I remember when I was working on one of my assignments and I ran across a quote that said something like this: “The older I get the more I learn that I don’t know anything.” It was something along those lines. As I get older, I find that quote to be even truer as the days go by. There’s so much that I don’t understand. Sometimes I cannot believe how scary life can be. Anything can switch at any moment. In my past post “The End of the 6 Week Challenge” I mentioned how I lost two family members in a 2-week span last month. The pain has been unreal. A couple days before Christmas we lost a close friend of the family, and it feels like a sick twisted joke. That makes 3 deaths in less than a 2-month span. I hate when people say death happens in threes, because it’s always so scary when it comes around. I come from a large family so I’m very familiar with loss, but not so close together. I know cynical people would say death is a part of life and we have to just move on, like that’s going to make anyone instantly feel better. We know it’s a part of life, but that doesn’t make it hurt any less.
Life have its way of shocking you and rocking your world. Sometimes it changes for the better and other times it’s the opposite. My family endured so much pain and hardship in the past decade. It’s hard to stay positive during times like this. I was listening to that song: Why does bad things happen to the good people? It really made me think. The nicest and sweetest people seem to experience so much pain. What’s really amazing is that most of them don’t let their circumstance change who they are. I know I am not the only one who experienced pain and loss this year, so to everyone who also went through this I want to say I understand. I pray that you receive strength and healing. I don’t understand why life hits us when we’re already down, but I know somehow, we will get through it. It won’t be easy at all, but with time the pain will lessen.
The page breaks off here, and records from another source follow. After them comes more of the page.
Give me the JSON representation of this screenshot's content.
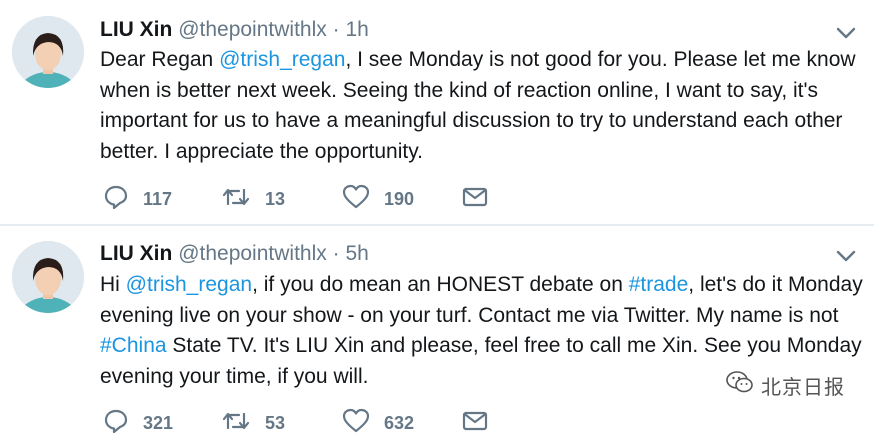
{
  "tweets": [
    {
      "author_name": "LIU Xin",
      "handle": "@thepointwithlx",
      "separator": "·",
      "time": "1h",
      "text_segments": [
        {
          "text": "Dear Regan ",
          "link": false
        },
        {
          "text": "@trish_regan",
          "link": true
        },
        {
          "text": ", I see Monday is not good for you. Please let me know when is better next week.  Seeing the kind of reaction online, I want to say, it's important for us to have a meaningful discussion to try to understand each other better. I appreciate the opportunity.",
          "link": false
        }
      ],
      "reply_count": "117",
      "retweet_count": "13",
      "like_count": "190"
    },
    {
      "author_name": "LIU Xin",
      "handle": "@thepointwithlx",
      "separator": "·",
      "time": "5h",
      "text_segments": [
        {
          "text": "Hi ",
          "link": false
        },
        {
          "text": "@trish_regan",
          "link": true
        },
        {
          "text": ", if you do mean an HONEST debate on ",
          "link": false
        },
        {
          "text": "#trade",
          "link": true
        },
        {
          "text": ", let's do it Monday evening live on your show - on your turf. Contact me via Twitter.  My name is not ",
          "link": false
        },
        {
          "text": "#China",
          "link": true
        },
        {
          "text": " State TV. It's LIU Xin and please, feel free to call me Xin. See you Monday evening your time, if you will.",
          "link": false
        }
      ],
      "reply_count": "321",
      "retweet_count": "53",
      "like_count": "632"
    }
  ],
  "icons": {
    "reply": "reply-icon",
    "retweet": "retweet-icon",
    "like": "heart-icon",
    "dm": "envelope-icon",
    "caret": "chevron-down-icon"
  },
  "colors": {
    "link": "#1b95e0",
    "secondary": "#657786",
    "divider": "#e6ecf0"
  },
  "watermark": {
    "text": "北京日报"
  }
}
For the new year I plan to stay focus to keep me distracted. I might not have all the answers, but one thing I do know is that I want to spend a lot more time with my family. I want to learn how to manage my stress and anxiety and take better care of me. I want to be present in the moments and make everyday count. Life is truly short, and we have to make the best of it. NEVER take anyone you love for granted. ALWAYS tell them that you love them and give them a big hug every chance you get.